Interessant3 #143 | 🇬🇧 Britain’s Triage, ⚛️ Lead to Gold, 👨🏫 Economist Jones
Three Interesting Things for W/C 2025-06-01
The posts for June will be released over the next couple days, with regular programming resuming from Sunday onwards.
1. Archie Hall – “Reflections on Britain’s Triage Ward”
🐕 A botched dog-theft case exposes the UK’s broken emergency response, with police unable or unwilling to coordinate basic inter-county action.
📉 Hall builds from this personal story to a broader diagnosis of Britain’s slow civic unraveling, describing a "triage-ward state" that only reacts to the direst crises.
🛠️ Charts reveal post-Covid stagnation in everything from ambulance wait times to driving-test backlogs, with the "Covid hump" never reversed.
🧩 Systemic dysfunction arises from layered failures: overloaded hospitals trap police officers, while broken IT systems block basic cooperation.
🧠 The conclusion is bleak but clear-eyed: the British state is brittle, overstretched, and stuck in reactive mode.

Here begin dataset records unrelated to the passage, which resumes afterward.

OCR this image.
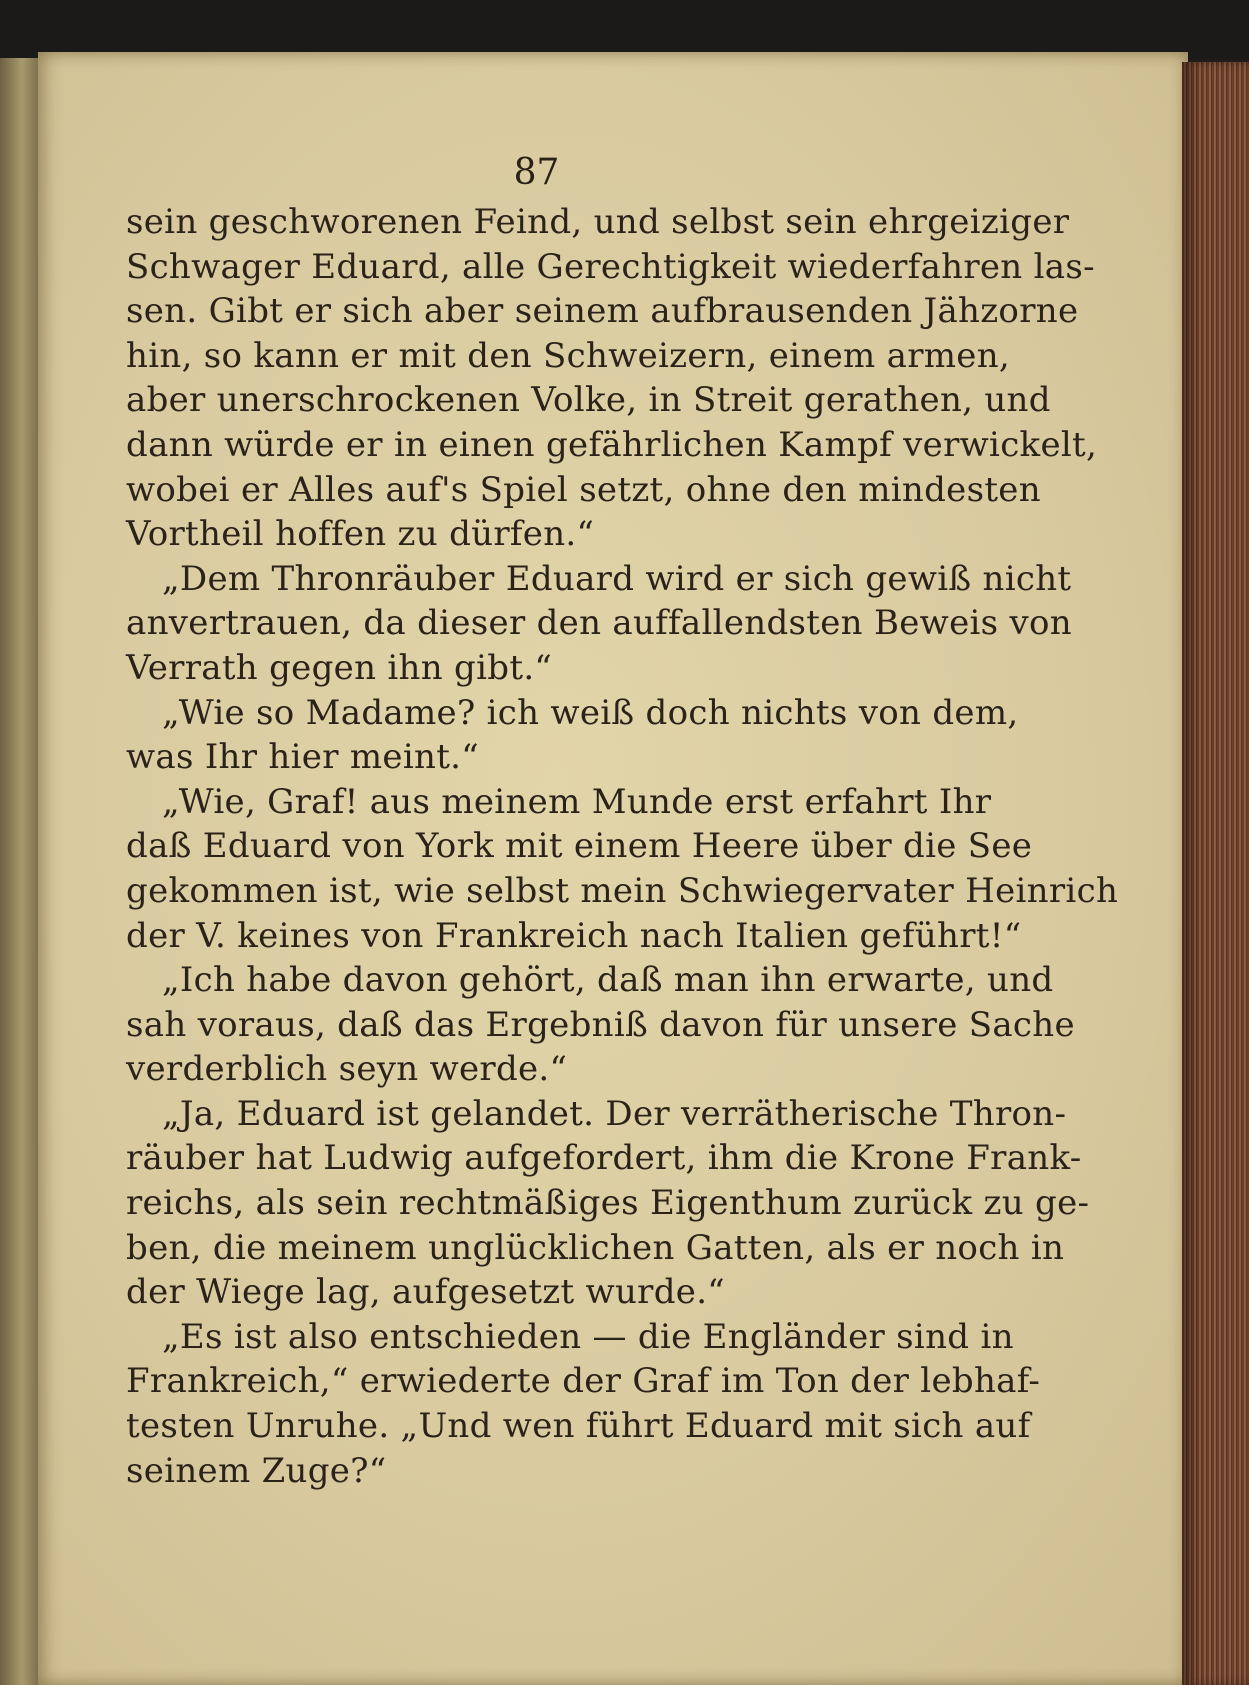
87
sein geschworenen Feind, und selbst sein ehrgeiziger
Schwager Eduard, alle Gerechtigkeit wiederfahren las-
sen. Gibt er sich aber seinem aufbrausenden Jähzorne
hin, so kann er mit den Schweizern, einem armen,
aber unerschrockenen Volke, in Streit gerathen, und
dann würde er in einen gefährlichen Kampf verwickelt,
wobei er Alles auf's Spiel setzt, ohne den mindesten
Vortheil hoffen zu dürfen.“
„Dem Thronräuber Eduard wird er sich gewiß nicht
anvertrauen, da dieser den auffallendsten Beweis von
Verrath gegen ihn gibt.“
„Wie so Madame? ich weiß doch nichts von dem,
was Ihr hier meint.“
„Wie, Graf! aus meinem Munde erst erfahrt Ihr
daß Eduard von York mit einem Heere über die See
gekommen ist, wie selbst mein Schwiegervater Heinrich
der V. keines von Frankreich nach Italien geführt!“
„Ich habe davon gehört, daß man ihn erwarte, und
sah voraus, daß das Ergebniß davon für unsere Sache
verderblich seyn werde.“
„Ja, Eduard ist gelandet. Der verrätherische Thron-
räuber hat Ludwig aufgefordert, ihm die Krone Frank-
reichs, als sein rechtmäßiges Eigenthum zurück zu ge-
ben, die meinem unglücklichen Gatten, als er noch in
der Wiege lag, aufgesetzt wurde.“
„Es ist also entschieden — die Engländer sind in
Frankreich,“ erwiederte der Graf im Ton der lebhaf-
testen Unruhe. „Und wen führt Eduard mit sich auf
seinem Zuge?“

Bold, imaginative reform is long overdue.
🔗 Reflections on Britain's triage-ward state – Archie Hall (The Economist)
2. CERN – “ALICE Detects Conversion of Lead into Gold at the LHC”
⚛️ At CERN’s ALICE experiment, lead nuclei colliding at near light speeds have been shown to eject protons in just the right quantities to momentarily form gold.
💡 This occurs during "ultra-peripheral" collisions, near misses that create brief but enormous electromagnetic fields, triggering nuclear reshuffling.
🧮 Detectors captured these events by counting tiny variations in emitted particles, distinguishing between outcomes like thallium, mercury, and gold.
⏱️ Run 2 of the LHC yielded about 29 picograms of gold, enough to make headlines but not jewellery.
🧠 More than a validation of alchemy, this helps physicists model nuclear fragmentation and improve predictions about beam loss in particle colliders.
3. Charles I. Jones – Curriculum Vitae
👨🏫 Stanford economist Chad Jones has quietly built one of the most compelling bodies of work in macroeconomics, focused on how innovation fuels long run growth.
📚 If you’ve ever wondered Why do economies grow in the long run? or why the richest countries today are vastly wealthier than 100 years ago, Jones’s papers are the best place to start.
📊 His 2016 piece "The Facts of Economic Growth" serves as an encyclopaedia of empirical truths in the field, laying out growth patterns, productivity gaps, and open questions with clarity and depth.
🌍 He raises fundamental challenges: How do institutions evolve? How do ideas spread across borders? Can we quantify the value of knowledge spillovers or the global impact of rising talent in countries like China?
🧠 Recent papers tackle AI’s existential risk, top income inequality, and the future of population and welfare, always with a focus on the intersection of data, theory, and long term thinking.